The move dramatically reduces the attractiveness of Save As You Earn schemes – set up by the Tory government in 1980 to encourage share ownership.

Until now, the schemes – offered by the likes of BT, Aviva and Asda – have been a no-risk way for employees to buy into the success of the company they work for. It allowed them to buy shares, or get a decent return on their savings.

Under SAYE workers are offered options to buy a company's shares at up to a 20 per cent discount on the prevailing price. They then pay a fixed amount each month – up to £250 – into the savings scheme for three, five or seven years.

At the end of the term they can take up the option to buy the shares at the original price, which would hopefully, be much lower than the current price at that point.

But if the share price has fallen, workers can simply cash in their savings, plus interest at a competitive rate.

Just four years ago that was 4.36 per cent on five-year schemes, with similar rates on other periods. But, after interest rates fell generally, the rate on three- and five-year schemes was cut to zero a year ago and on seven-year schemes last month.

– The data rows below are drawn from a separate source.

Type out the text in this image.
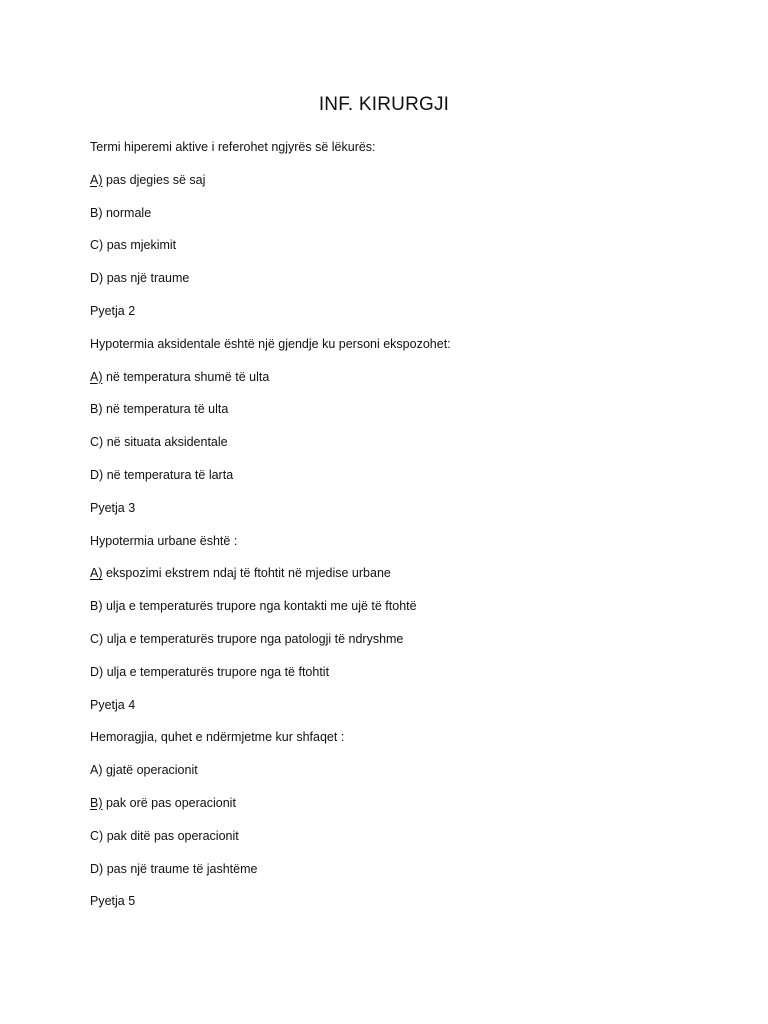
INF. KIRURGJI
Termi hiperemi aktive i referohet ngjyrës së lëkurës:
A) pas djegies së saj
B) normale
C) pas mjekimit
D) pas një traume
Pyetja 2
Hypotermia aksidentale është një gjendje ku personi ekspozohet:
A) në temperatura shumë të ulta
B) në temperatura të ulta
C) në situata aksidentale
D) në temperatura të larta
Pyetja 3
Hypotermia urbane është :
A) ekspozimi ekstrem ndaj të ftohtit në mjedise urbane
B) ulja e temperaturës trupore nga kontakti me ujë të ftohtë
C) ulja e temperaturës trupore nga patologji të ndryshme
D) ulja e temperaturës trupore nga të ftohtit
Pyetja 4
Hemoragjia, quhet e ndërmjetme kur shfaqet :
A) gjatë operacionit
B) pak orë pas operacionit
C) pak ditë pas operacionit
D) pas një traume të jashtëme
Pyetja 5
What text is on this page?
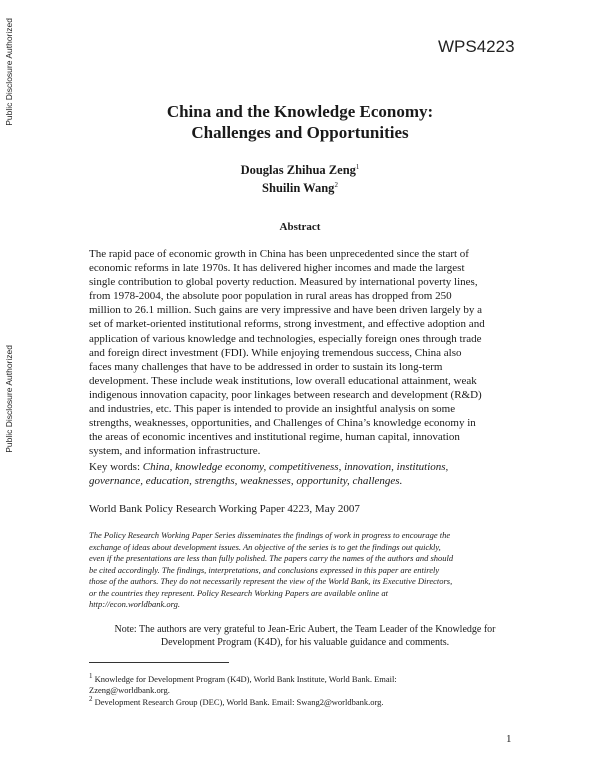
Public Disclosure Authorized
Public Disclosure Authorized
WPS4223
China and the Knowledge Economy:
Challenges and Opportunities
Douglas Zhihua Zeng$^1$
Shuilin Wang$^2$
Abstract
The rapid pace of economic growth in China has been unprecedented since the start of
economic reforms in late 1970s. It has delivered higher incomes and made the largest
single contribution to global poverty reduction. Measured by international poverty lines,
from 1978-2004, the absolute poor population in rural areas has dropped from 250
million to 26.1 million. Such gains are very impressive and have been driven largely by a
set of market-oriented institutional reforms, strong investment, and effective adoption and
application of various knowledge and technologies, especially foreign ones through trade
and foreign direct investment (FDI). While enjoying tremendous success, China also
faces many challenges that have to be addressed in order to sustain its long-term
development. These include weak institutions, low overall educational attainment, weak
indigenous innovation capacity, poor linkages between research and development (R&D)
and industries, etc. This paper is intended to provide an insightful analysis on some
strengths, weaknesses, opportunities, and Challenges of China’s knowledge economy in
the areas of economic incentives and institutional regime, human capital, innovation
system, and information infrastructure.
Key words: China, knowledge economy, competitiveness, innovation, institutions,
governance, education, strengths, weaknesses, opportunity, challenges.
World Bank Policy Research Working Paper 4223, May 2007
The Policy Research Working Paper Series disseminates the findings of work in progress to encourage the
exchange of ideas about development issues. An objective of the series is to get the findings out quickly,
even if the presentations are less than fully polished. The papers carry the names of the authors and should
be cited accordingly. The findings, interpretations, and conclusions expressed in this paper are entirely
those of the authors. They do not necessarily represent the view of the World Bank, its Executive Directors,
or the countries they represent. Policy Research Working Papers are available online at
http://econ.worldbank.org.
Note: The authors are very grateful to Jean-Eric Aubert, the Team Leader of the Knowledge for
Development Program (K4D), for his valuable guidance and comments.
$^1$ Knowledge for Development Program (K4D), World Bank Institute, World Bank. Email:
Zzeng@worldbank.org.
$^2$ Development Research Group (DEC), World Bank. Email: Swang2@worldbank.org.
1
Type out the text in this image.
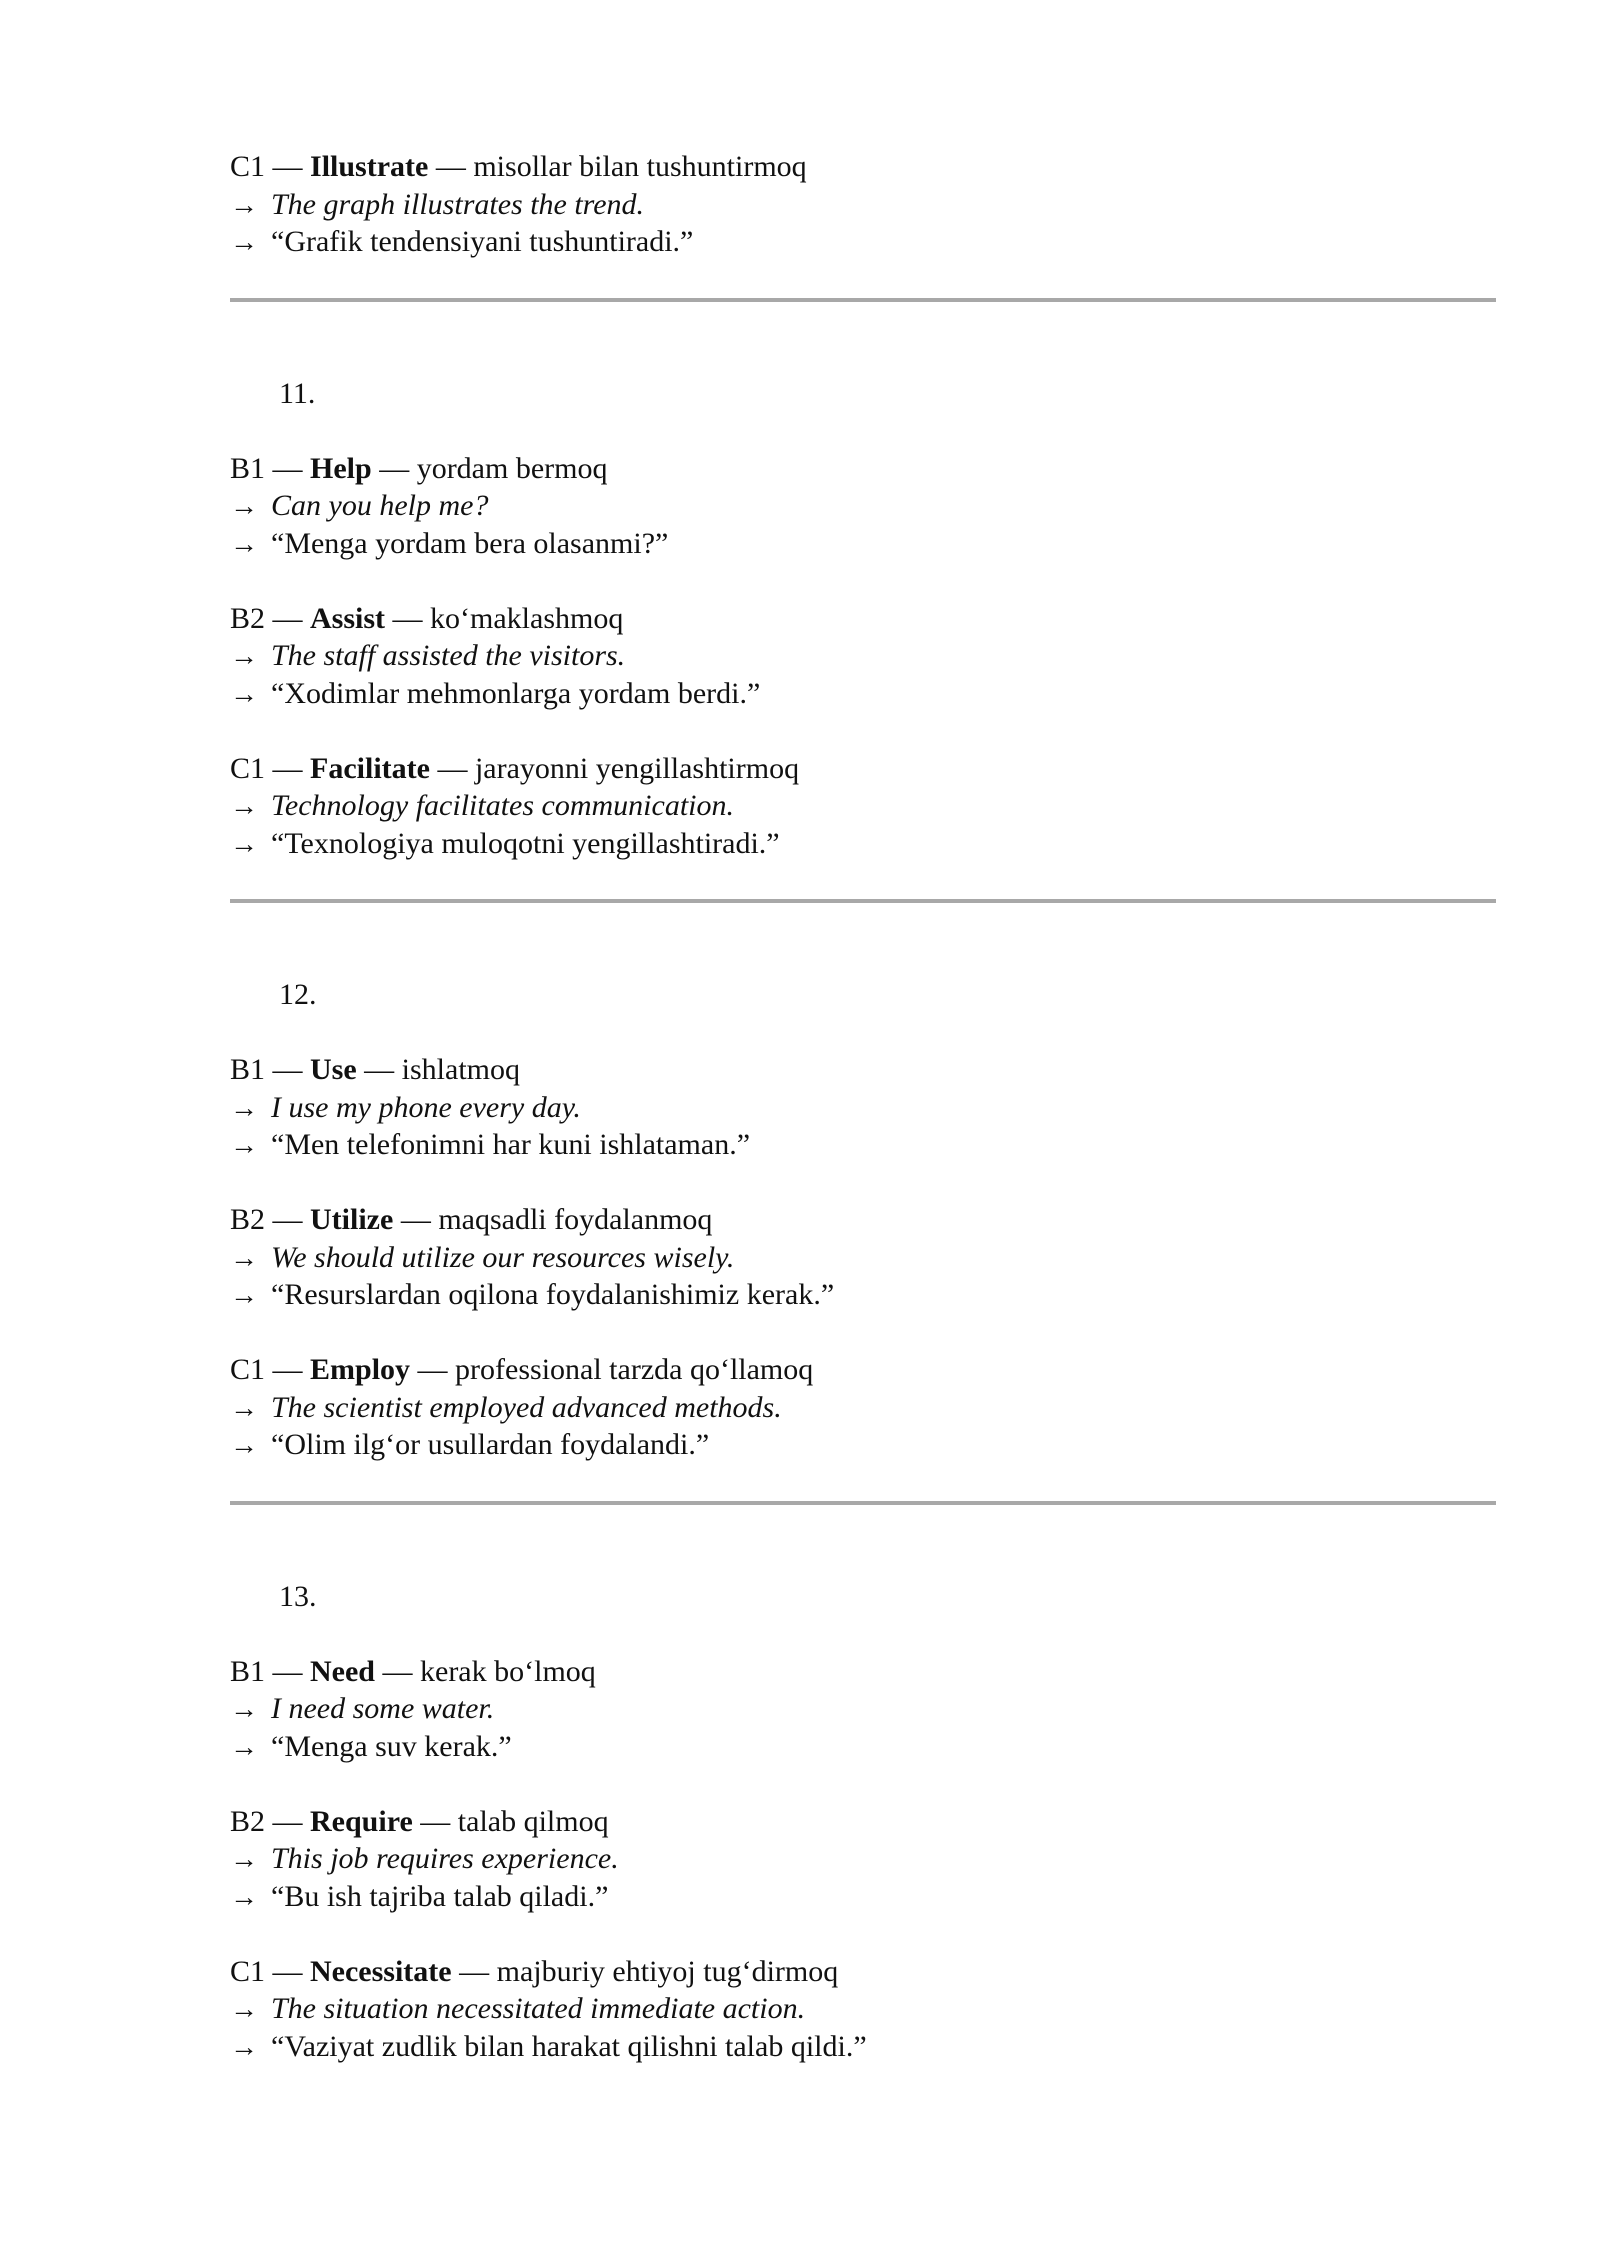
C1 — Illustrate — misollar bilan tushuntirmoq
→ The graph illustrates the trend.
→ “Grafik tendensiyani tushuntiradi.”
11.
B1 — Help — yordam bermoq
→ Can you help me?
→ “Menga yordam bera olasanmi?”
B2 — Assist — ko‘maklashmoq
→ The staff assisted the visitors.
→ “Xodimlar mehmonlarga yordam berdi.”
C1 — Facilitate — jarayonni yengillashtirmoq
→ Technology facilitates communication.
→ “Texnologiya muloqotni yengillashtiradi.”
12.
B1 — Use — ishlatmoq
→ I use my phone every day.
→ “Men telefonimni har kuni ishlataman.”
B2 — Utilize — maqsadli foydalanmoq
→ We should utilize our resources wisely.
→ “Resurslardan oqilona foydalanishimiz kerak.”
C1 — Employ — professional tarzda qo‘llamoq
→ The scientist employed advanced methods.
→ “Olim ilg‘or usullardan foydalandi.”
13.
B1 — Need — kerak bo‘lmoq
→ I need some water.
→ “Menga suv kerak.”
B2 — Require — talab qilmoq
→ This job requires experience.
→ “Bu ish tajriba talab qiladi.”
C1 — Necessitate — majburiy ehtiyoj tug‘dirmoq
→ The situation necessitated immediate action.
→ “Vaziyat zudlik bilan harakat qilishni talab qildi.”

That means anyone locking their money away for seven years now will get no interest on their cash if they don't take up the share options. Compare that with someone who chose to pay £250 a month into a scheme four years ago, who can expect to get about £900 of interest. Without the fall-back of the interest pay-out, SAYE schemes are much less attractive.

Roy Maugham, a tax partner at UHY Hacker Young, said: "The Government is supposed to be encouraging employee share ownership, not penalising people with such low interest rates that their SAYE schemes could actually lose value as inflation eats away at their savings."

Some two million workers took up SAYE schemes last year, according to ifs ProShare, but that worked out at only 37 per cent of eligible staff.

However, people should not be put off by the current zero interest rate, said John Collison, the head of ifs ProShare. "The interest rate is only part of the picture. The big issue is the discount companies offer on the share price – of up to 20 per cent. The schemes are a risk-free way to buy shares in your firm."

The formula to work out interest is based on swap rates. "That could go up again in the future, adding interest back to schemes," said Mr Collison.

But is he right that SAYE is attractive even without the interest? If you can buy shares at less than their current value, then as long as they fall no more than the discount you paid, you'll have made money. Even if they fall further, you still get a full refund of your payments.

"You could, of course, put your money in a high street savings account and get some, albeit paltry, interest," Mr Collison said. "But you would miss out on sharing in the potential growth of the firm you work for."

Mr Maugham called on the Government to rethink interest on the schemes to make them more attractive. "Although HMRC is told how to set the interest rates on these schemes by a government-set formula, there is no reason why it cannot change the formula to give savers a sensible deal," he said.